Клаудиа кивнула; начинался рассвет, контуры ее лица угадывались в темно-серой гамме; в горах особый свет, хмурое утро таит в себе ожидание солнца; здесь каждая минута несет новое, в равнинах никогда не бывает такого ощущения, как среди гор; наверное, человек ощущает здесь свою малость, не выставляет себя, а прилаживается к затаенной мощи вершин; вообще-то, малость в людях - это плохо, лишь горные лыжи дают право равенства с природой, а сколько на свете таких, которые могут спуститься по склонам Анд? Единицы, ну, от силы сотни...
- Хочешь научиться кататься на горных лыжах, ящерка?
Она покачала головой:
- Я все время хочу любить тебя, Эстилиц. И смотреть, как ты мчишься со склонов... Я так представляю себе это, так горжусь тобой... Я все время представляла тебя на склоне, когда летела над океаном...
- Было страшно?
Она не поняла, поднялась на локте:
- Страшно? Чего же? Ведь я летела к тебе, любимый...

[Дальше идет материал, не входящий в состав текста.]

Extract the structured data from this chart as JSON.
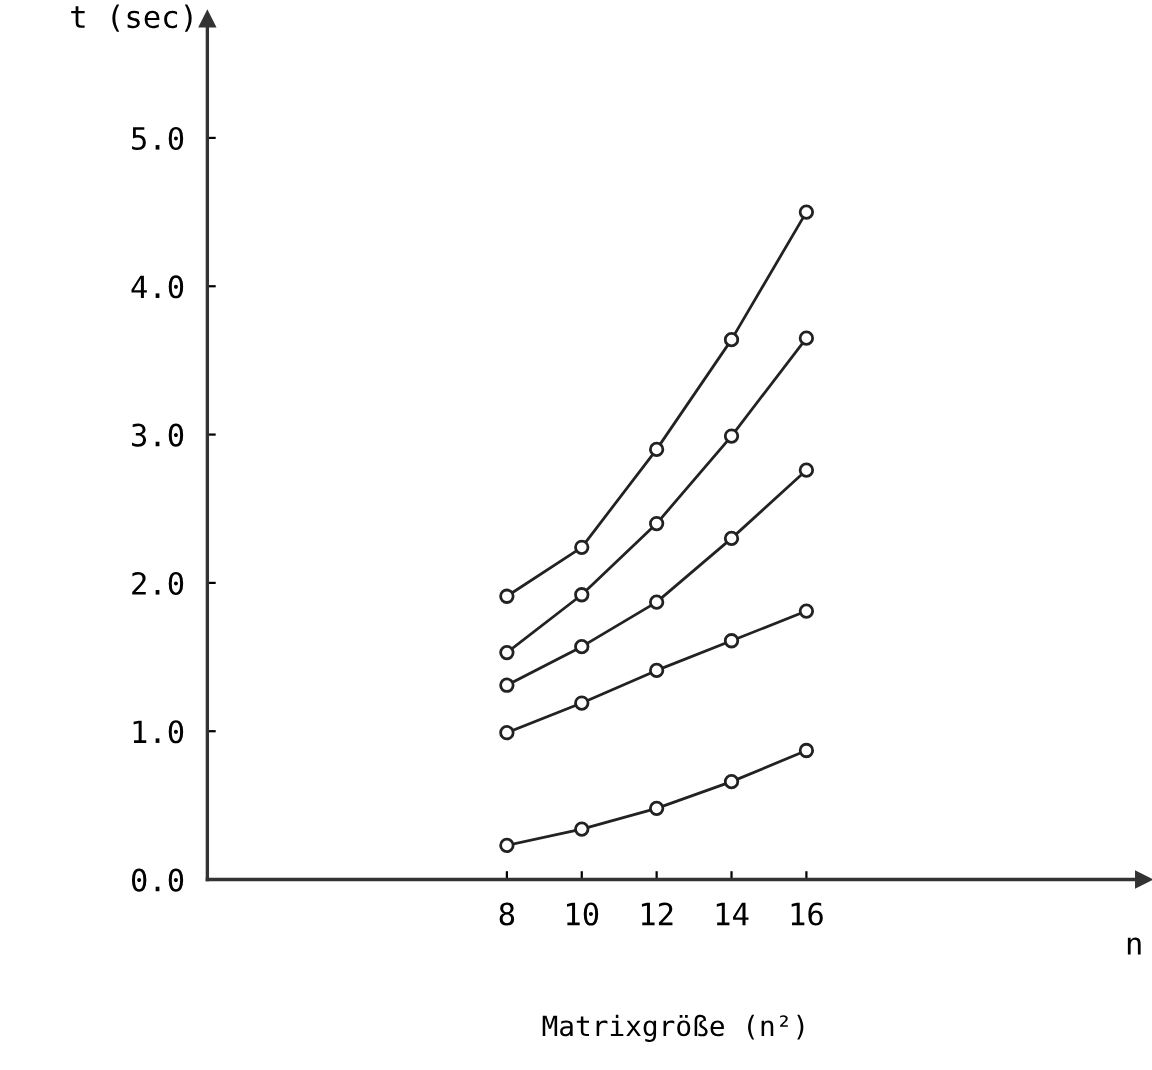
{
  "chart_data": {
    "type": "line",
    "xlabel": "Matrixgröße (n²)",
    "ylabel": "t (sec)",
    "annotations": [
      "n"
    ],
    "x": [
      8,
      10,
      12,
      14,
      16
    ],
    "series": [
      {
        "color": "#222222",
        "values": [
          1.91,
          2.24,
          2.9,
          3.64,
          4.5
        ]
      },
      {
        "color": "#222222",
        "values": [
          1.53,
          1.92,
          2.4,
          2.99,
          3.65
        ]
      },
      {
        "color": "#222222",
        "values": [
          1.31,
          1.57,
          1.87,
          2.3,
          2.76
        ]
      },
      {
        "color": "#222222",
        "values": [
          0.99,
          1.19,
          1.41,
          1.61,
          1.81
        ]
      },
      {
        "color": "#222222",
        "values": [
          0.23,
          0.34,
          0.48,
          0.66,
          0.87
        ]
      }
    ],
    "xlim": [
      0,
      25
    ],
    "ylim": [
      0,
      5.8
    ],
    "xticks": [
      8,
      10,
      12,
      14,
      16
    ],
    "yticks": [
      {
        "value": 0,
        "label": "0.0"
      },
      {
        "value": 1,
        "label": "1.0"
      },
      {
        "value": 2,
        "label": "2.0"
      },
      {
        "value": 3,
        "label": "3.0"
      },
      {
        "value": 4,
        "label": "4.0"
      },
      {
        "value": 5,
        "label": "5.0"
      }
    ],
    "marker": "circle",
    "line_style": "solid",
    "grid": false,
    "legend": false
  }
}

Господи, как все жестоко и плохо на этой земле, подумал он, как все обречено и быстролетно, как все нехорошо, Штирлиц. Я не Штирлиц, возразил он себе. Исаева любила Сашенька, Дагмар была нежна с Бользеном, только Клаудиа любит Эстилица; человек с тремя лицами... Ты облегчил себе жизнь, Штирлиц, ты хотел сказать: двуликий Янус, ты слышал эти слова в себе, но в самый последний миг ты успел поправить себя; три лица - один смысл, а двуликий Янус - совсем другой... Слово, слово, сначала было слово и вовеки будет, вовеки...
- Нежность моя... Я не умею сказать, сколько счастья ты принесла мне...
- Ты не знаешь, сколько счастья принес мне ты, Эстилиц... Поспи, моя любовь... Тебе же сегодня надо работать... Ты будешь учить этих сумасшедших кататься на лыжах?
- Обязательно.
- Тогда и меня поучи. Мне будет так приятно делать то, что ты хочешь...
- Зелененькая, часа через три ты должна улететь...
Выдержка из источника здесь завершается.